Want a free ‘big picture’ game idea?

INFLUENCE

One day (no idea when) I’ll do a game based around influence. I’m not sure the exact form it will take, the mechanics by which it will be played, or the setting. Bu the ‘theme’ will be influence. As games get more complex and established, we need to move on from variation on the theme of ‘use gun on enemy’. The only two real ‘influence’ games I am aware of are ‘The Sims’ (you tend to influence rather than direct your sim) and Black and White.

I know a lot of people get frustrated by not being able to directly control their cyber minions. Surely games are an escape from reality, where we seem to have no control over anything. Do we really want to play games where people ignore us and don’t do what they are told.

I do. I think influence is far more interesting than power and control. Influence is subtler, more complex and way cooler. Would you buy a game about influence?


4 thoughts on The Influence Game

  1. +rant+
    I feel offended that you list all that crap, but not Majesty! Sims? Gimme a break! In Majesty you don’t GET TO give orders to your troops, and it’s a RTS! Check it out. I even made one in Pascal when I 1st played it!
    +/rant+

  2. Damn, I never heard of Majesty, but everything I can read about it on the Internet is praise. I have to check this one out, thanks LN.

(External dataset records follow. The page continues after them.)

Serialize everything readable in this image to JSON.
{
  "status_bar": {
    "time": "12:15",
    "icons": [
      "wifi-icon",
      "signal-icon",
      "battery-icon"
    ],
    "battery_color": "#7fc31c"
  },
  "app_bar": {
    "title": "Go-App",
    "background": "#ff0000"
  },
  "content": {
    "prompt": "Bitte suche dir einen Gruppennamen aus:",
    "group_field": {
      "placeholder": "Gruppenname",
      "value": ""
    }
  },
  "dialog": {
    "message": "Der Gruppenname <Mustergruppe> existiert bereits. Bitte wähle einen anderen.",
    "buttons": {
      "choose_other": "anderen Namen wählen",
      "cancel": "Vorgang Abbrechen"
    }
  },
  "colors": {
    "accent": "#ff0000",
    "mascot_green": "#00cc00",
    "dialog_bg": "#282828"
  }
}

  3. Majesty is indeed awesome! But it doesn’t run that well under XP for me. :(

  4. I’d buy a game based on influence if I could be convinced it decently approximated what influence is. B&W, yes, and also its predecessors Populous and Pop II involved influence. But as you say influence is subtler and modelling it is not as straightforward as ‘do X and person Y does Z’. It’s more ‘person Y has a range of actions including Z, the odds of which you can modify, and by doing X you make Z a more likely outcome’. Given that there’s a good possibility of person Y not doing Z even though you’ve done X, you need to give the player enough feedback to believe that their actions are having an impact.

    Doing X repeatedly to no obvious effect isn’t a game of skill, it’s a game of chance, and you might as well roll a dice trying to get a hundred sixes in a row. So any game based on influence needs to make it clear what effect the changes in influence are having.